Pronouns are tricky, especially if you live in a border: they can trap you. I try to use both “we” and ‘you” as an apparatus of capture for the reader and myself–even though it throws you into a group or mindset, it will, later on, give you a possibility of escaping.
At the same time, I also feel that there’s a “we” that goes beyond borders, and it’s a “globalized” we, a “technocentric” we, a kind of global well-read and informed citizenship, fueled by a market but also creating connections that allows a Mexican to read MIND MGMT and discuss it with US citizens. It’s a “we” that both frightens and fills me with hope.
In January there were historical marches on both Tijuana and San Diego, on the same week. Both were addressed to their “own’ countries, and both were protesting against the same thing: an illegitimate president that does not represent “us”. Even so, both marches weren’t talking to each other, even if they were protesting the same thing. The ‘we’ I would love to articulate wasn’t there. People were shouting the same thing back to back without turning around and acknowledging each other. It was kind of sad and absurd and it plays really well to our current MIND MGMT’s intentions!
There are several crises going on at the same time. We have a subjectivity crisis and depression is everywhere. There’s a political crisis all around the globe. There’s an environmental crisis right on your neighborhood. An energy crisis. An economic crisis. A romantic crisis. An “I-feel-unsatisfied-with-my-life” crisis. Even though these crises have their local flavor, they are the same worldwide.
It may also be that they are not many crises, but a single one, which is just the way we live. It’s deeply linked to technology (and hence the science fiction undertone). And to capitalism, and privilege. And identity. And reality. I was taking a shot at articulating this feeling by quoting from a review and also quoting from the comic, and its exhilarating and inexhaustible wealth of ideas and language games, which is one of the methods we might be able to use to get out of this mess.
ON LIVING IN THE BORDERS
I’ve written science fiction, mainly in Spanish, as well as horror, and I’ve always been fascinated by the so called speculative genre’s devices and mechanisms. But I have also been writing essays, dealing mainly with media, theory, and contemporary culture. And I’ve been reading comics all my life, and love that place where words and images meet, which has led me to design and self-publishing. And then there’s also the “experiential fiction” interventions I have been doing for the past fifteen years, which led me to performance and the art world. Mainly, it’s a mess, which has put me in a place where I don’t know exactly what it is that I do, which makes me really anxious sometimes but also allows me to do things like this comic, where I don’t really know where’s the line that divides creative from critical work. Living in this particular border (Tijuana-San Diego) has taught me to question all of them, through any means possible.

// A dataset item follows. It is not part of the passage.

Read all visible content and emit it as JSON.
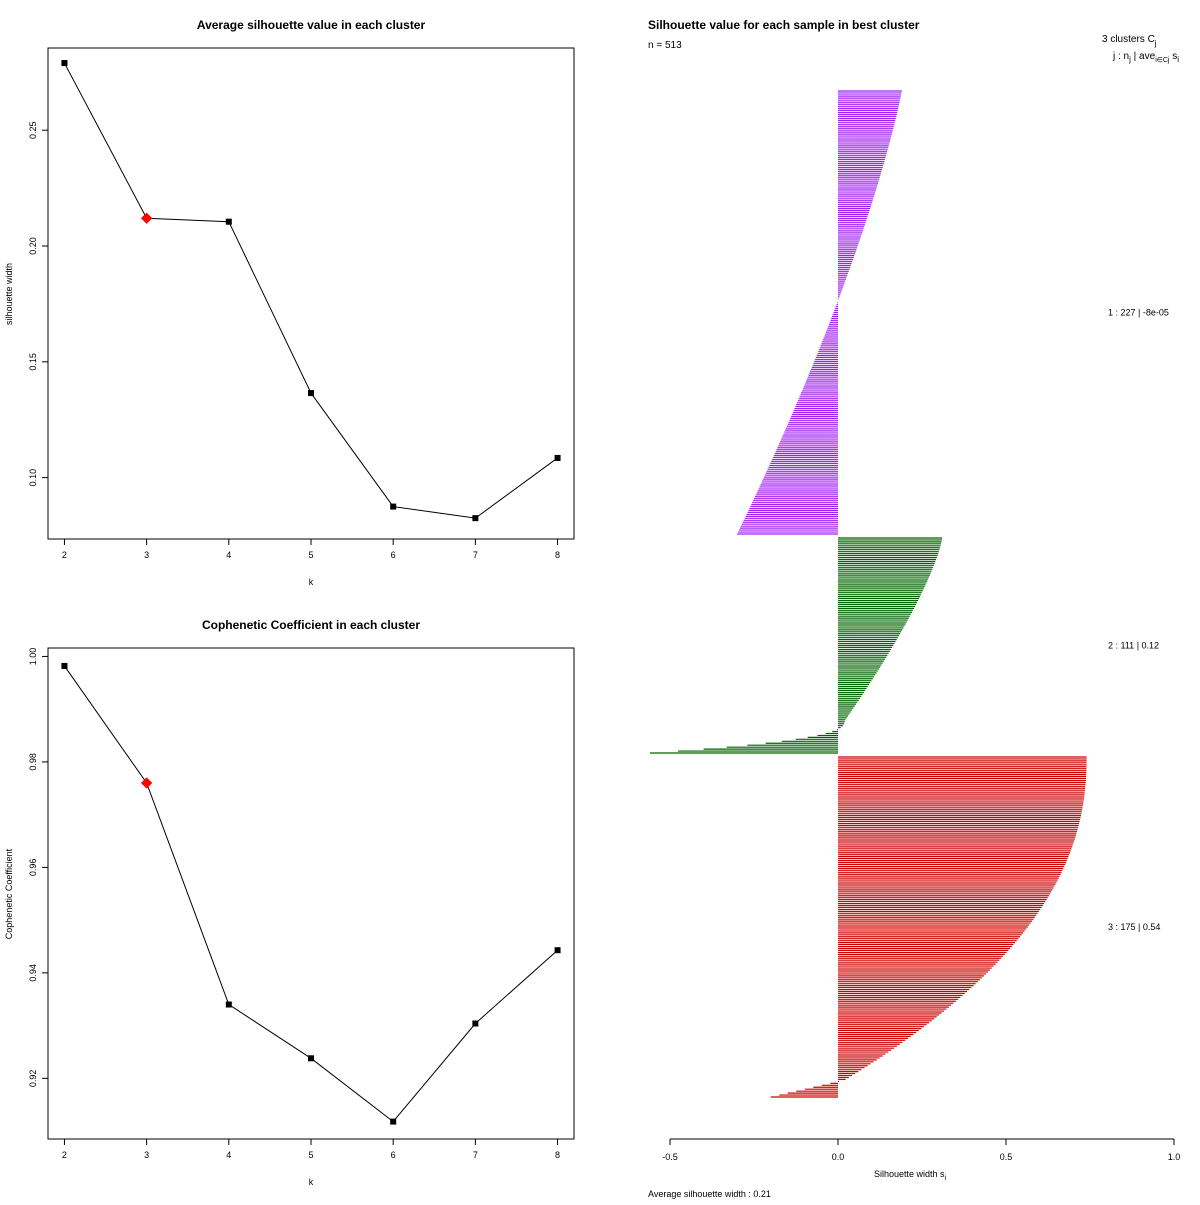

There has never been such an explosion of creative work in the media world. The speculative genres are now mainstream. Still, there is a crisis of imagination, mainly because imagination has been tied down to the idea of product. As long as imagination is channeled as a product, it will be harmless. Getting out on the street and doing things there and then heading back to the desk and then back to people has provided some relief, at least for me. Finding back alleys to take your creative work out of the highways of product means building communities that may outlast the work they spring out from. Tequio is a pre-hispanic word that describes the work each individual owes to the community they live in. That debt is way beyond taxes. How can this kind of work be tequio? I think any possible answer to that question should both be critical and creative.